13 Nov 2013

Brick by brick: Has the recovery finally taken hold?

The Bank of England raises its growth forecast for the economy, but says interest rates will not automatically rise if unemployment falls faster than previously predicted.

Unveiling the bank’s quarterly inflation report, Governor Mark Carney said: “For the first time in a long time you don’t have to be an optimist to see the glass is half full. The recovery has finally taken hold.”

The bank has upgraded its growth forecast for 2013 from 1.4 per cent to 1.6 per cent and for 2014 from 2.5 per cent to 2.8 per cent. The economy is currently growing at its fastest rate for six years.

Unemployment figures released on Wednesday show that the number of people out of work fell by 48,000 to 2.47 million between July and September.

The unemployment rate fell from 7.8 per cent to 7.6 per cent, the lowest in more than three years.

Forward guidance

Mr Carney has issued so-called “forward guidance” on interest rates, with a commitment that base rate will not rise from its current level of 0.5 per cent until unemployment falls to 7 per cent.

But he said that even if it reaches 7 per cent sooner than expected, there will not be an automatic rise in interest rates. He told Economics Editor Faisal Islam: “Forward guidance is helpful to sustain the recovery.”

Although Mr Carney was relatively bullish on the state of the economy, he said many people were working part time who wanted full-time jobs.

Figures from the Office for National Statistics show that although the number of people in work has reached an all-time high of almost 30 million, nearly half are working part-time because they cannot find full-time jobs.

The quarterly inflation report says that while the economy is “growing robustly …. there is a long way to go before the aftermath of the financial crisis has cleared and economic conditions normalise”.

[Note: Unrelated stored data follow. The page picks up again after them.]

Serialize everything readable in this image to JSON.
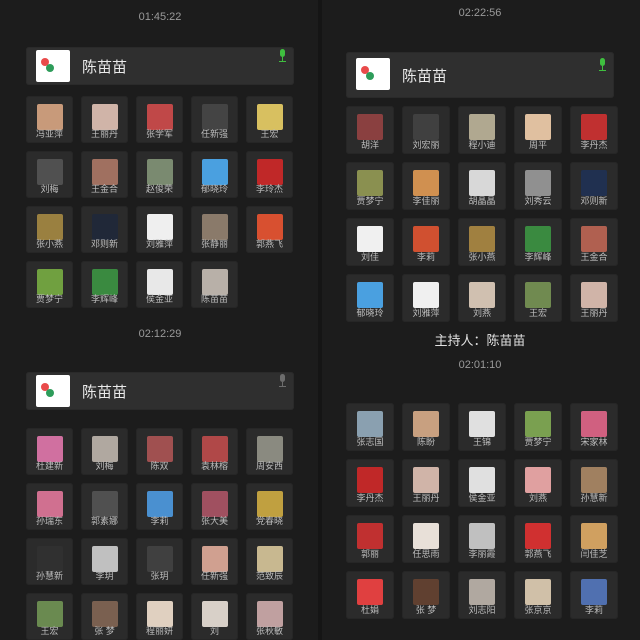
{
  "messages": [
    {
      "timestamp": "01:45:22",
      "host_name": "陈苗苗",
      "mic_active": true,
      "participants": [
        {
          "name": "冯亚萍",
          "color": "#c89a7a"
        },
        {
          "name": "王丽丹",
          "color": "#d0b4a8"
        },
        {
          "name": "张学军",
          "color": "#c04848"
        },
        {
          "name": "任新强",
          "color": "#444444"
        },
        {
          "name": "王宏",
          "color": "#d8c060"
        },
        {
          "name": "刘梅",
          "color": "#505050"
        },
        {
          "name": "王金合",
          "color": "#a07060"
        },
        {
          "name": "赵俊荣",
          "color": "#7a8a70"
        },
        {
          "name": "郁晓玲",
          "color": "#4aa0e0"
        },
        {
          "name": "李玲杰",
          "color": "#c02828"
        },
        {
          "name": "张小燕",
          "color": "#9a8040"
        },
        {
          "name": "邓则新",
          "color": "#202838"
        },
        {
          "name": "刘雅萍",
          "color": "#efefef"
        },
        {
          "name": "张静丽",
          "color": "#8a7a6a"
        },
        {
          "name": "郭燕飞",
          "color": "#d85030"
        },
        {
          "name": "贾梦宁",
          "color": "#70a040"
        },
        {
          "name": "李辉峰",
          "color": "#3a8a40"
        },
        {
          "name": "侯金亚",
          "color": "#e8e8e8"
        },
        {
          "name": "陈苗苗",
          "color": "#b8b0a8"
        }
      ]
    },
    {
      "timestamp": "02:12:29",
      "host_name": "陈苗苗",
      "mic_active": false,
      "participants": [
        {
          "name": "杜建新",
          "color": "#d070a0"
        },
        {
          "name": "刘梅",
          "color": "#b0a8a0"
        },
        {
          "name": "陈双",
          "color": "#a05050"
        },
        {
          "name": "袁林榕",
          "color": "#b04848"
        },
        {
          "name": "周安西",
          "color": "#8a8a80"
        },
        {
          "name": "孙瑞东",
          "color": "#d07090"
        },
        {
          "name": "郭素娜",
          "color": "#505050"
        },
        {
          "name": "李莉",
          "color": "#4a90d0"
        },
        {
          "name": "张大美",
          "color": "#a05060"
        },
        {
          "name": "党春晓",
          "color": "#c0a040"
        },
        {
          "name": "孙慧新",
          "color": "#303030"
        },
        {
          "name": "李玥",
          "color": "#c0c0c0"
        },
        {
          "name": "张玥",
          "color": "#404040"
        },
        {
          "name": "任新强",
          "color": "#d0a090"
        },
        {
          "name": "范致辰",
          "color": "#c8b890"
        },
        {
          "name": "王宏",
          "color": "#6a8a50"
        },
        {
          "name": "张 梦",
          "color": "#7a6050"
        },
        {
          "name": "程丽妍",
          "color": "#e0d0c0"
        },
        {
          "name": "刘",
          "color": "#d8d0c8"
        },
        {
          "name": "张秋敏",
          "color": "#c0a0a0"
        }
      ]
    },
    {
      "timestamp": "02:22:56",
      "host_name": "陈苗苗",
      "mic_active": true,
      "participants": [
        {
          "name": "胡洋",
          "color": "#8a4040"
        },
        {
          "name": "刘宏丽",
          "color": "#404040"
        },
        {
          "name": "程小迪",
          "color": "#b0a890"
        },
        {
          "name": "周平",
          "color": "#e0c0a0"
        },
        {
          "name": "李丹杰",
          "color": "#c03030"
        },
        {
          "name": "贾梦宁",
          "color": "#8a9050"
        },
        {
          "name": "李佳丽",
          "color": "#d09050"
        },
        {
          "name": "胡晶晶",
          "color": "#d8d8d8"
        },
        {
          "name": "刘秀云",
          "color": "#909090"
        },
        {
          "name": "邓则新",
          "color": "#203050"
        },
        {
          "name": "刘佳",
          "color": "#f0f0f0"
        },
        {
          "name": "李莉",
          "color": "#d05030"
        },
        {
          "name": "张小燕",
          "color": "#a08040"
        },
        {
          "name": "李辉峰",
          "color": "#3a8a40"
        },
        {
          "name": "王金合",
          "color": "#b06050"
        },
        {
          "name": "郁晓玲",
          "color": "#4aa0e0"
        },
        {
          "name": "刘雅萍",
          "color": "#f0f0f0"
        },
        {
          "name": "刘燕",
          "color": "#d0c0b0"
        },
        {
          "name": "王宏",
          "color": "#708a50"
        },
        {
          "name": "王丽丹",
          "color": "#d0b4a8"
        }
      ],
      "host_line": "主持人：陈苗苗"
    },
    {
      "timestamp": "02:01:10",
      "participants": [
        {
          "name": "张志国",
          "color": "#8aa0b0"
        },
        {
          "name": "陈盼",
          "color": "#c8a080"
        },
        {
          "name": "王锦",
          "color": "#e0e0e0"
        },
        {
          "name": "贾梦宁",
          "color": "#7aa050"
        },
        {
          "name": "宋家林",
          "color": "#d06080"
        },
        {
          "name": "李丹杰",
          "color": "#c02828"
        },
        {
          "name": "王丽丹",
          "color": "#d0b4a8"
        },
        {
          "name": "侯金亚",
          "color": "#e0e0e0"
        },
        {
          "name": "刘燕",
          "color": "#e0a0a0"
        },
        {
          "name": "孙慧新",
          "color": "#a08060"
        },
        {
          "name": "郭丽",
          "color": "#c03030"
        },
        {
          "name": "任思雨",
          "color": "#e8e0d8"
        },
        {
          "name": "李丽霞",
          "color": "#c0c0c0"
        },
        {
          "name": "郭燕飞",
          "color": "#d03030"
        },
        {
          "name": "闫佳芝",
          "color": "#d0a060"
        },
        {
          "name": "杜娟",
          "color": "#e04040"
        },
        {
          "name": "张 梦",
          "color": "#604030"
        },
        {
          "name": "刘志阳",
          "color": "#b0a8a0"
        },
        {
          "name": "张京京",
          "color": "#d0c0a8"
        },
        {
          "name": "李莉",
          "color": "#5070b0"
        }
      ]
    }
  ]
}
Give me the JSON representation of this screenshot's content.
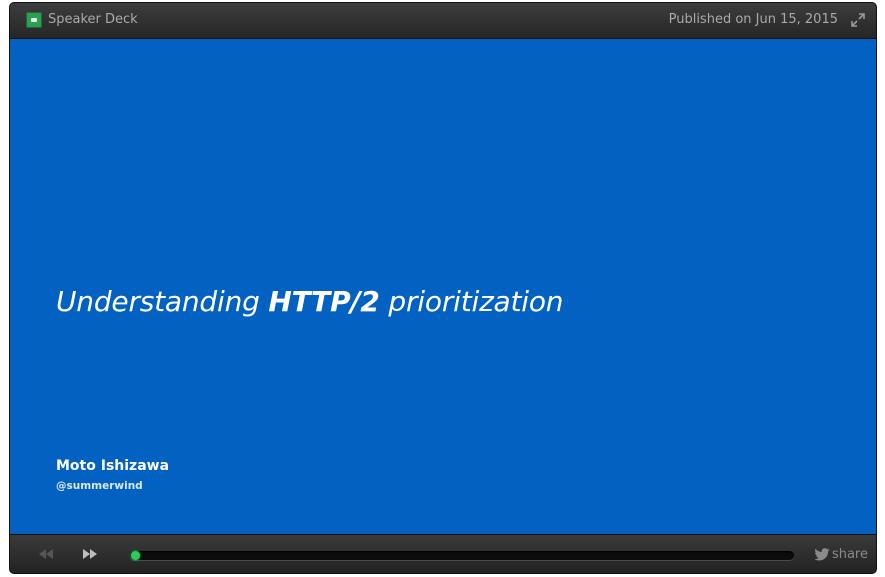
{
  "topbar": {
    "brand_label": "Speaker Deck",
    "published_label": "Published on Jun 15, 2015"
  },
  "slide": {
    "title_prefix": "Understanding ",
    "title_bold": "HTTP/2",
    "title_suffix": " prioritization",
    "author": "Moto Ishizawa",
    "handle": "@summerwind",
    "background_color": "#0261c1"
  },
  "controls": {
    "prev_icon": "rewind-icon",
    "next_icon": "fast-forward-icon",
    "share_label": "share",
    "share_icon": "twitter-bird-icon",
    "progress_fraction": 0.0
  },
  "colors": {
    "accent_green": "#22b24c",
    "chrome_dark": "#1f1f1f"
  }
}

Although it is standing by its forecast that unemployment will fall to 7.1 per cent by the end of 2016, its figures show there is a greater than 50 per cent chance of that happening by the third quarter of 2015, brought forward from the second quarter of 2016 predicted in the last report.

The latest forecast is in line with market expectations that unemployment will fall faster than the bank has forecast and interest rates will rise in 2015.

Inflation is also likely to be lower than expected, falling to around its 2 per cent target “over the next year or so”.

‘Worse off’

Shadow chancellor Ed Balls said: “After three damaging years of flatlining, these growth forecasts are welcome, but for millions of families this is still no recovery at all.

“As the governor is rightly warning, prices are still rising faster than wages and new figures today show working people are on average £1,600 a year worse off since David Cameron came to office.”